La radiophonie, en abrégé "radio", est la transmission de signaux acoustiques par l'intermédiaire d'ondes électromagnétiques. Ce procédé fut utilisé dès 1896 dans la radiotélégraphie pour des signaux en morse (Télégraphe), dès 1906 dans la radiotéléphonie pour acheminer des sons complexes - langage et musique - vers des destinataires déterminés (Téléphone) et dès 1920 dans la radiodiffusion (téléphonie sans fil) qui permet d'atteindre un nombre illimité de destinataires. Dans un sens plus étroit, le terme de radio désigne aussi bien l'appareil récepteur, qui devint un objet typique de la consommation de masse dès les années 1920, que l'ensemble de l'organisation (production, émission) de programmes radiophoniques. Depuis les années 1930, la radio fait partie des principaux médias de communication de masse.

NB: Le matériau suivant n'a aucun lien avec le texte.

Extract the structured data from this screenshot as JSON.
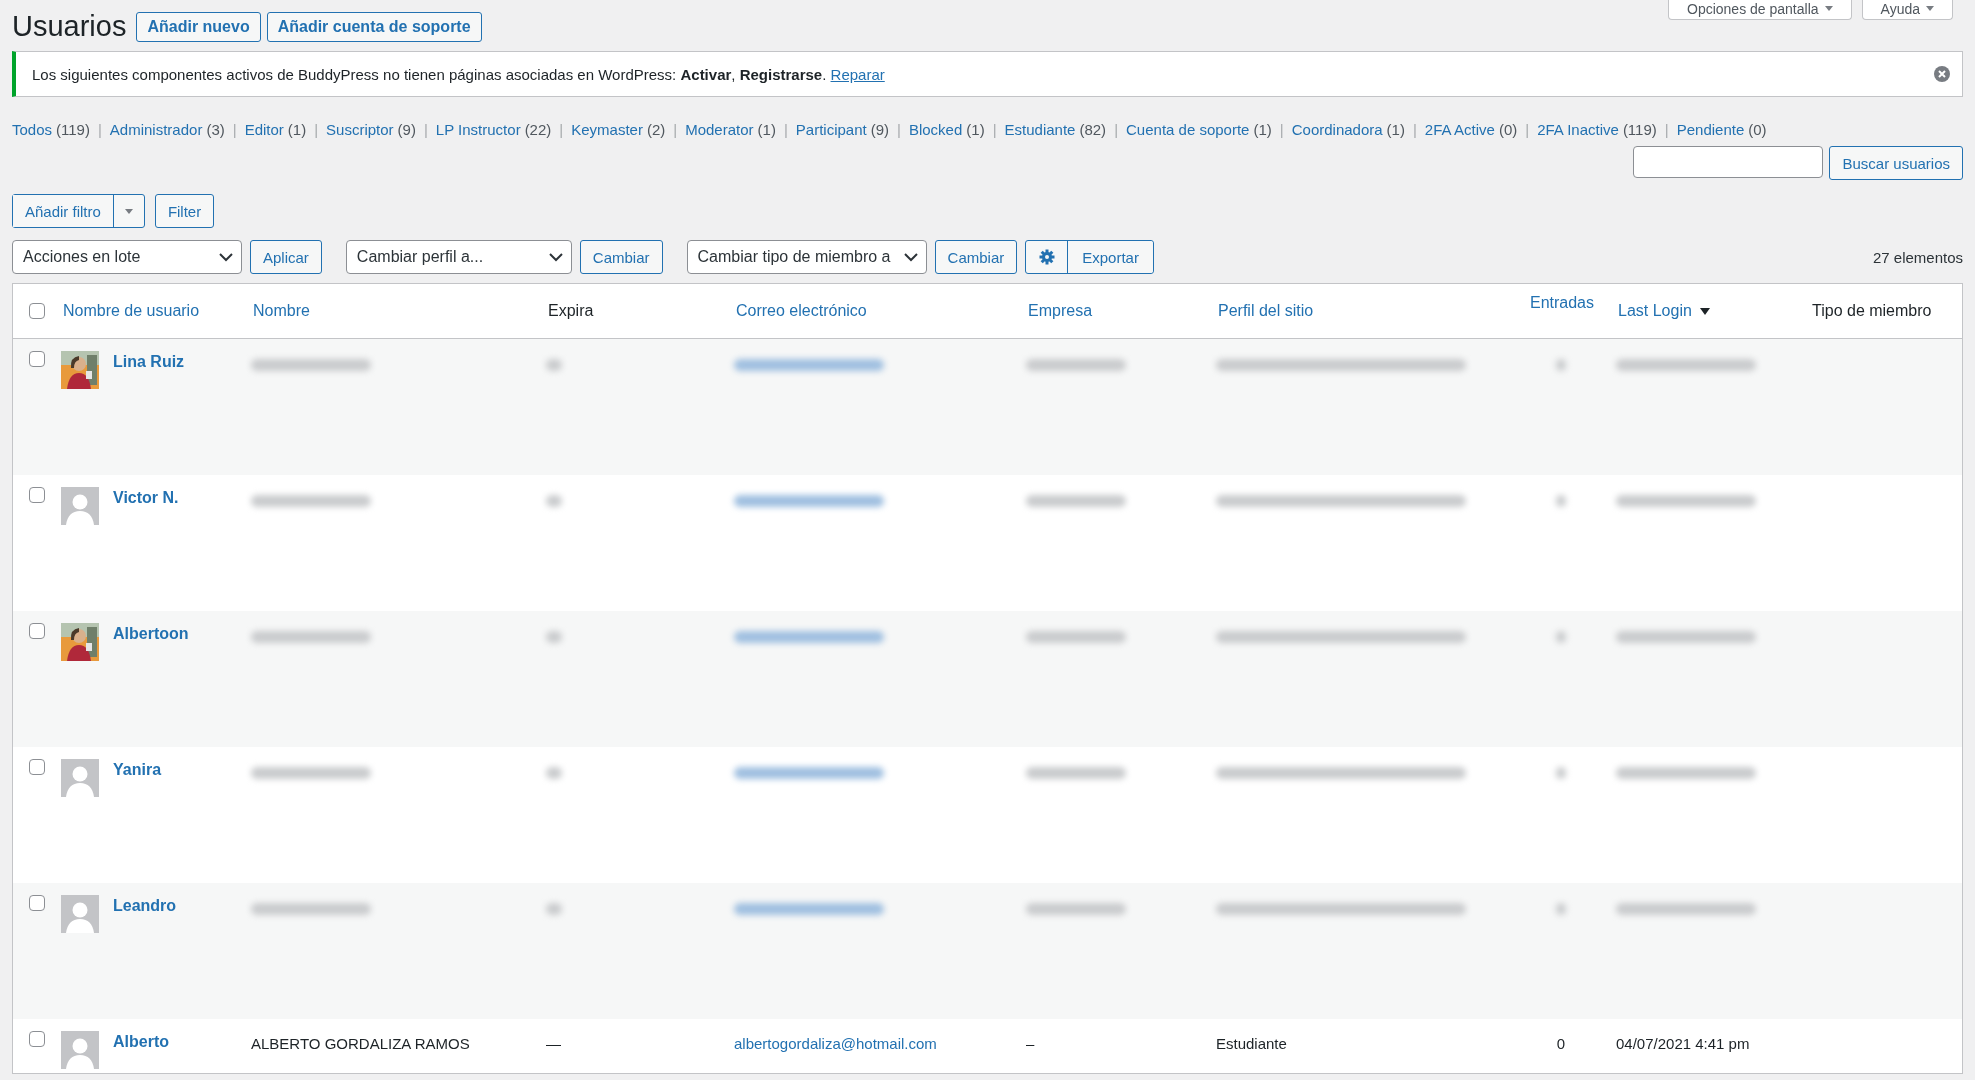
{
  "page_title": "Usuarios",
  "title_actions": [
    "Añadir nuevo",
    "Añadir cuenta de soporte"
  ],
  "screen_tabs": [
    "Opciones de pantalla",
    "Ayuda"
  ],
  "notice": {
    "text": "Los siguientes componentes activos de BuddyPress no tienen páginas asociadas en WordPress: **Activar**, **Registrarse**.",
    "link": "Reparar"
  },
  "role_separator": "|",
  "role_filters": [
    {
      "label": "Todos",
      "count": "(119)"
    },
    {
      "label": "Administrador",
      "count": "(3)"
    },
    {
      "label": "Editor",
      "count": "(1)"
    },
    {
      "label": "Suscriptor",
      "count": "(9)"
    },
    {
      "label": "LP Instructor",
      "count": "(22)"
    },
    {
      "label": "Keymaster",
      "count": "(2)"
    },
    {
      "label": "Moderator",
      "count": "(1)"
    },
    {
      "label": "Participant",
      "count": "(9)"
    },
    {
      "label": "Blocked",
      "count": "(1)"
    },
    {
      "label": "Estudiante",
      "count": "(82)"
    },
    {
      "label": "Cuenta de soporte",
      "count": "(1)"
    },
    {
      "label": "Coordinadora",
      "count": "(1)"
    },
    {
      "label": "2FA Active",
      "count": "(0)"
    },
    {
      "label": "2FA Inactive",
      "count": "(119)"
    },
    {
      "label": "Pendiente",
      "count": "(0)"
    }
  ],
  "search": {
    "button": "Buscar usuarios"
  },
  "filter_bar": {
    "add_filter": "Añadir filtro",
    "filter": "Filter"
  },
  "bulk_bar": {
    "bulk_select": "Acciones en lote",
    "apply": "Aplicar",
    "profile_select": "Cambiar perfil a...",
    "profile_apply": "Cambiar",
    "member_select": "Cambiar tipo de miembro a",
    "member_apply": "Cambiar",
    "export": "Exportar",
    "count": "27 elementos"
  },
  "table": {
    "select_all_checked": false,
    "columns": [
      {
        "label": "Nombre de usuario",
        "kind": "sortable",
        "sorted": false
      },
      {
        "label": "Nombre",
        "kind": "sortable",
        "sorted": false
      },
      {
        "label": "Expira",
        "kind": "plain",
        "sorted": false
      },
      {
        "label": "Correo electrónico",
        "kind": "sortable",
        "sorted": false
      },
      {
        "label": "Empresa",
        "kind": "sortable",
        "sorted": false
      },
      {
        "label": "Perfil del sitio",
        "kind": "sortable",
        "sorted": false
      },
      {
        "label": "Entradas",
        "kind": "sortable",
        "sorted": false
      },
      {
        "label": "Last Login",
        "kind": "sortable",
        "sorted": true
      },
      {
        "label": "Tipo de miembro",
        "kind": "plain",
        "sorted": false
      }
    ],
    "rows": [
      {
        "checked": false,
        "cells": [
          {
            "kind": "user",
            "text": "Lina Ruiz"
          },
          {
            "kind": "redacted"
          },
          {
            "kind": "redacted"
          },
          {
            "kind": "redacted"
          },
          {
            "kind": "redacted"
          },
          {
            "kind": "redacted"
          },
          {
            "kind": "redacted"
          },
          {
            "kind": "redacted"
          }
        ]
      },
      {
        "checked": false,
        "cells": [
          {
            "kind": "user",
            "text": "Victor N.",
            "avatar": {
              "kind": "default"
            }
          },
          {
            "kind": "redacted"
          },
          {
            "kind": "redacted"
          },
          {
            "kind": "redacted"
          },
          {
            "kind": "redacted"
          },
          {
            "kind": "redacted"
          },
          {
            "kind": "redacted"
          },
          {
            "kind": "redacted"
          }
        ]
      },
      {
        "checked": false,
        "cells": [
          {
            "kind": "user",
            "text": "Albertoon"
          },
          {
            "kind": "redacted"
          },
          {
            "kind": "redacted"
          },
          {
            "kind": "redacted"
          },
          {
            "kind": "redacted"
          },
          {
            "kind": "redacted"
          },
          {
            "kind": "redacted"
          },
          {
            "kind": "redacted"
          }
        ]
      },
      {
        "checked": false,
        "cells": [
          {
            "kind": "user",
            "text": "Yanira",
            "avatar": {
              "kind": "default"
            }
          },
          {
            "kind": "redacted"
          },
          {
            "kind": "redacted"
          },
          {
            "kind": "redacted"
          },
          {
            "kind": "redacted"
          },
          {
            "kind": "redacted"
          },
          {
            "kind": "redacted"
          },
          {
            "kind": "redacted"
          }
        ]
      },
      {
        "checked": false,
        "cells": [
          {
            "kind": "user",
            "text": "Leandro",
            "avatar": {
              "kind": "default"
            }
          },
          {
            "kind": "redacted"
          },
          {
            "kind": "redacted"
          },
          {
            "kind": "redacted"
          },
          {
            "kind": "redacted"
          },
          {
            "kind": "redacted"
          },
          {
            "kind": "redacted"
          },
          {
            "kind": "redacted"
          }
        ]
      },
      {
        "checked": false,
        "cells": [
          {
            "kind": "user",
            "text": "Alberto",
            "avatar": {
              "kind": "default"
            }
          },
          {
            "kind": "text",
            "text": "ALBERTO GORDALIZA RAMOS"
          },
          {
            "kind": "text",
            "text": "—"
          },
          {
            "kind": "text",
            "text": "albertogordaliza@hotmail.com"
          },
          {
            "kind": "text",
            "text": "–"
          },
          {
            "kind": "text",
            "text": "Estudiante"
          },
          {
            "kind": "text",
            "text": "0"
          },
          {
            "kind": "text",
            "text": "04/07/2021 4:41 pm"
          }
        ]
      }
    ]
  }
}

Dès le début des années 1930, on utilisa pour la transmission des ondes aussi bien des émetteurs aériens que des réseaux câblés. L'histoire de la radiodiffusion en Suisse peut se diviser en plusieurs phases: l'époque des pionniers (1923-1930), l'âge d'or des émetteurs nationaux (de 1931 jusqu'au milieu des années 1960) et l'évolution vers un média d'accompagnement (de la fin des années 1960 aux années 1980), suivie de l'essor des radios locales et commerciales (dès 1983).
Au plan international, l'histoire de la radio commence en 1896 avec le brevet de télégraphie sans fil déposé par Guglielmo Marconi, qui avait fait ses premiers essais à Salvan. En Suisse, comme dans de nombreux autres pays, des militaires effectuèrent les premiers essais radio importants en 1905. L'équipement de l'armée suisse en radiotélégraphie et radiotéléphonie resta cependant modeste jusqu'après la Première Guerre mondiale. Dès 1911, le Conseil fédéral autorisa l'utilisation civile de la radiotélégraphie et attribua plusieurs concessions de réception. Les horlogers furent parmi les premiers à s'y intéresser, pour recevoir le signal horaire transmis de Paris dès 1910. L'utilisation commerciale de la radiotélégraphie commença en 1922 avec l'installation de l'entreprise Marconi Radio Station SA (Radio Suisse SA de 1928 à 1988) à Münchenbuchsee.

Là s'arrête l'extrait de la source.